Face compared 41 native American English speakers who were studying Spanish at the university level (I assume at the University of Minnesota, because Face is a professor there) to 5 native speakers of Spanish. 20 of the native English speakers were fourth-semester Spanish students, and so would be considered intermediate learners, while 21 were Spanish majors or minors.
Face found that students in both categories had much higher error rates for the production of the alveolar trill than the native Spanish speakers. The more advanced students were more likely than the intermediate students to mispronounce the trill by replacing it with a tap (which is a Spanish "r" sound, just not the correct sound in the context of the words that were being studied).
Face's introduction also references an earlier study, "English Speakers' Acquisition of Voiceless Stops and Trills in L2 Spanish" by Jeffrey T. Reeder (1998), which looked at data gathered in 1997 from 40 native English speakers learning Spanish at the university level and 5 native Spanish speakers. Reeder also found fairly large differences between the native English speakers' and the native Spanish speakers' pronunciation of /r/.
My impression, based on these two studies, is that it seems likely that a significant proportion of native English speakers have difficulty with consistently using the alveolar trill /r/ in fluent speech in a second language. Depending on how you define "able to pronounce r as alveolar trill", that could indicate that many native English speakers lack this ability. If you use a definition that doesn't require consistency, and just requires somebody to be able to produce the sound at some point, then presumably more English speakers could be categorized as "able to pronounce r as alveolar trill", but I don't know of any studies that focus on that.
The two studies looked at relatively small groups of students, so it's not clear to what extent the results generalize to "native English speakers" as a whole.

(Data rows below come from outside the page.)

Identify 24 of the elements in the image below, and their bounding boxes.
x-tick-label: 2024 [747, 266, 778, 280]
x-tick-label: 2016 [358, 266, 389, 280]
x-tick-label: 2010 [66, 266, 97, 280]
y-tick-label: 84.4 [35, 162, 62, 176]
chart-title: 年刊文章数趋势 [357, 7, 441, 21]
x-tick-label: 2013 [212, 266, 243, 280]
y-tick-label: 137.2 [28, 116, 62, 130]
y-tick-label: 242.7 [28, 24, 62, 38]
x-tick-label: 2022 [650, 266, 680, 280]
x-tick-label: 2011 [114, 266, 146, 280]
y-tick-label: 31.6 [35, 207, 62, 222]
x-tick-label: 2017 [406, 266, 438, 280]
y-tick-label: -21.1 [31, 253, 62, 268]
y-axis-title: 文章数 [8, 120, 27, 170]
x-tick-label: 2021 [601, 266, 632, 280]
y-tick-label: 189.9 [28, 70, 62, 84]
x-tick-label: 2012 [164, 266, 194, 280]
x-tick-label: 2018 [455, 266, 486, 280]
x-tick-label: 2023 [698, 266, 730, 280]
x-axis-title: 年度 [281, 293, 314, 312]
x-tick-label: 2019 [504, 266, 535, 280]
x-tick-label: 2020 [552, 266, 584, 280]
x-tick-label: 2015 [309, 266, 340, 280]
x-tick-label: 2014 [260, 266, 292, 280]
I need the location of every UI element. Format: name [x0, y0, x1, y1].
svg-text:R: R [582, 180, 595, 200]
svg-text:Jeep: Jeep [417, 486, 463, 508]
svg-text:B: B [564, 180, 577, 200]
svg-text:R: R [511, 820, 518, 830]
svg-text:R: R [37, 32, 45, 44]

Nevertheless, I think this at least counts as evidence that the acquisition of trill /r/ is not trivial (as gaazkam's question pointed out, even native speakers of a language with /r/ may take a while to master this sound), so it seems unlikely that monolingual native English speakers, who typically don't acquire this sound as part of learning English, would have the same ability to pronounce it as speakers of other languages that do use /r/ regularly.